James H. Williams: Social Work Pioneer
UW Tacoma lecturer James Williams was recently honored with the Jane Addams College of Social Work Pioneer Award.
Before becoming a lecturer in the Social Welfare program at the University of Washington Tacoma, James H. Williams was instrumental in melding mental health services and the legal system in two communities. For that work and his continuing efforts to teach others to do the same, he was recently honored with the Jane Addams College of Social Work Pioneer Award by his alma mater, the University of Illinois.

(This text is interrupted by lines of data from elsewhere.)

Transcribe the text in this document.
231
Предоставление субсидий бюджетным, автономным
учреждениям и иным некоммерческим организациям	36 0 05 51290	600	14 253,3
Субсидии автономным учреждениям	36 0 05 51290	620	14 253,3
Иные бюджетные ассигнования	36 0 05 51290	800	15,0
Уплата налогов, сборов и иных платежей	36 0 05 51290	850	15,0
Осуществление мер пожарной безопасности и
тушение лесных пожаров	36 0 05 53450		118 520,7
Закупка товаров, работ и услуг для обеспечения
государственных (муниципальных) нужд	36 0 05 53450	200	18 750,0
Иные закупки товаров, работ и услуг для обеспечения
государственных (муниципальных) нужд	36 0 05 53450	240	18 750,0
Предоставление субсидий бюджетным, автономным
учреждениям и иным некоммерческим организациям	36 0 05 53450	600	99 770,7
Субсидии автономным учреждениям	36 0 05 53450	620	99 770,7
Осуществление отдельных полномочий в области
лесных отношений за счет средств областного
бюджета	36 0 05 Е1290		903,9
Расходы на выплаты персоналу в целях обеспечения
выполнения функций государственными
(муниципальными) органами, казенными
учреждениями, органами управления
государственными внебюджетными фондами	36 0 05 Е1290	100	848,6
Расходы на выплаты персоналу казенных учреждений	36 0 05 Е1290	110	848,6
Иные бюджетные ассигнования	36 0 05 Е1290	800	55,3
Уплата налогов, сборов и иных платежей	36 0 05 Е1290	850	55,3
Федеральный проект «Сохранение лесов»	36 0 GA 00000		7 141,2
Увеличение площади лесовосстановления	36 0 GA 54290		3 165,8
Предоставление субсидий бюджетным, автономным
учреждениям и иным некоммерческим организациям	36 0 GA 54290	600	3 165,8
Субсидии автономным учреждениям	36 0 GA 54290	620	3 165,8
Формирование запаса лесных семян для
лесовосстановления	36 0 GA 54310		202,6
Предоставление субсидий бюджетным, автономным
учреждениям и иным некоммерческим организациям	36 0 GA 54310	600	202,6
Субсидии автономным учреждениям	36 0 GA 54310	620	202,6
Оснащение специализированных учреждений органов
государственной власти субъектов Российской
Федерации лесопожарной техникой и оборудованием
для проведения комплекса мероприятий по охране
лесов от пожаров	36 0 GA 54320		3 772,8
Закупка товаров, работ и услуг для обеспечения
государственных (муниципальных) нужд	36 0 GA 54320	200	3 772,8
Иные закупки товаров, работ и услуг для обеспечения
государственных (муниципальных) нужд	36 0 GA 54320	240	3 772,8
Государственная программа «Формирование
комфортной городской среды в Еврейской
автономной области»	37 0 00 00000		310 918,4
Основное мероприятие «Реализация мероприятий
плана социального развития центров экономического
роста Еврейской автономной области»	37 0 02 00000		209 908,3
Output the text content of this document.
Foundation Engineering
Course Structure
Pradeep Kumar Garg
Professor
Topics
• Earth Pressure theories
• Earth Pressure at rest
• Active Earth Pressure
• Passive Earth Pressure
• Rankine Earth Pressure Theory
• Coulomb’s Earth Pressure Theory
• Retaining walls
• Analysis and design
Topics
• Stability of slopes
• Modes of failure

The award recognizes UI alumni who have made significant or pioneering contributions that have shaped or changed social conditions, practices or policies in social work.
“Dr. Williams has been an advocate for social reform and social change throughout his career,” said Creasie Hairston, dean of the Jane Addams College of Social Work.
In Savannah, Ga., three superior court judges nominated Williams for the award because of his significant contributions in developing an innovative collaboration between the criminal justice and behavioral health services systems. They were looking for better ways to adjudicate cases involving offenders with serious mental illness. At that time Williams was an associate professor at Savannah State University.
“Today we proudly call this collaboration the Chatham-Savannah Mental Health Court,” wrote the judges. “Over the past few years the program not only saved tax payers over half a million dollars, but has also greatly improved the quality of life of program participants.”
As supervisor of the Cook County (Illinois) Adult Probation Department’s Mental Health Unit earlier in his career, Williams was the first licensed clinical social worker in the unit.
“He worked tirelessly to mentor staff with the probation department using the core values of social work,” wrote a former colleague.
For people with mental illness, being charged with a crime is a confusing, overwhelming experience.
“Many of our clients encounter systemic as well as society barriers as result of a triple stigma of being felons, having a mental illness and being poor,” the colleague said in a nominating letter. “I witnessed Dr. Williams push these barriers in an effort to affect systemic changes in how the probation department worked with persons with severe mental illness.”
Williams said that, at the time, considering the prisoners’ mental illness was a pretty new idea. About 16 percent of prisoners have schizophrenia, severe depression or bi-polar disease. “If they had been properly treated, they probably wouldn’t have got into trouble,” Williams said.
“You look at the population and find out who committed an offense because of illness,” he explained. “Sometimes you can divert them from prison and fix them up with services in the community. If we can supervise people in the community, rather than in prison or a state hospital, it’s far less expensive and the outcomes are better.”
The Mental Health Court in Georgia was used to divert misdemeanors and felonies from the court system and work out a treatment plan for the offenders. It involved various stakeholders, including judges, prosecutors, defenders and social workers.
“The aim was to get people in treatment and make sure they stay there, not fall through the cracks,” Williams said. It took a year to get everyone together on the project, he said. Some were worried that the offenders would be coddled. But now the parties work together well, he added. The court has been running for three years.
Williams is a long-time volunteer with the National Alliance on Mental Illness, where he helps to train law enforcement officers how to work with mentally ill people.
At UW Tacoma, Williams teaches about mental health, substance abuse and prevention strategies in criminal justice.